Archiv
03. Dezember 2012

iGod und seine Apple-Jünger

Apple sei nicht nur ein Konzern, sondern auch eine Religion. Dies behauptet eine kanadische Religionswissenschafterin.

Apple-Jünger
Mehr als ein Gerät: Produkte von Apple haben eine überhöhte Ausstrahlung. (Bild: Getty Images)

Wir haben es längst geahnt, doch nun will Kirsten Bell von der Universität von British Columbia den wissenschaftlichen Beweis erbracht haben: Apple-Fans behandeln ihr iPhone wie einen sakralen Gegenstand und verehren den Apple-Chef wie einen Heiligen.
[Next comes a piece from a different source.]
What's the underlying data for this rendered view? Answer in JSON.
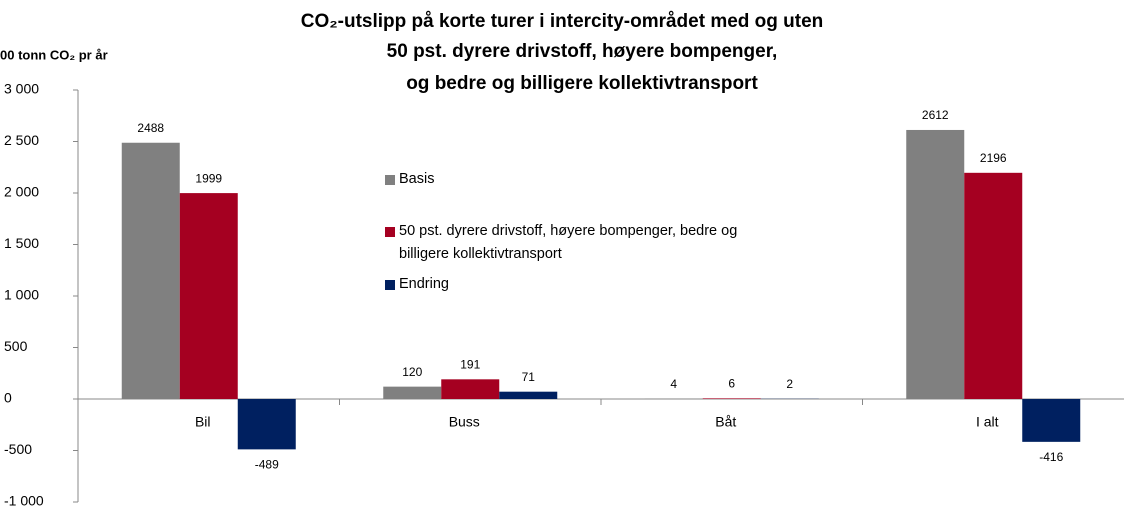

Gemäss ZDNet.com, der Online-Fachzeitschrift der IT-Branche, definiert Bell Religion wie folgt: Erstens muss ein charismatischer Führer vorhanden sein, der zum Gott erhoben wird. Zweitens finden ein Formungsprozess und eine Gehirnwäsche der Anhänger statt, und drittens werden die Anhänger (ökonomisch) ausgebeutet. Auch wenn die Definition eher zu Sekten passt, kann sie gemäss Bell problemlos auf Apple angewendet werden: Der verstorbene Steve Jobs — auch «iGod» oder «Apple-Guru» genannt — wurde zu einem Messias hochstilisiert, der die neusten Apple-Produkte in einer Art liturgischem Gewand (Rollkragenpullover, Jeans, Turnschuhe) präsentierte. Ähnlich macht dies auch sein Nachfolger Tim Cook. An den beinahe okkulten Veranstaltungen (Keynotes) dürfen nur ausgewählte Journalisten und Blogger beiwohnen, die später über die erlebten Wunder in überhöhter Form berichten.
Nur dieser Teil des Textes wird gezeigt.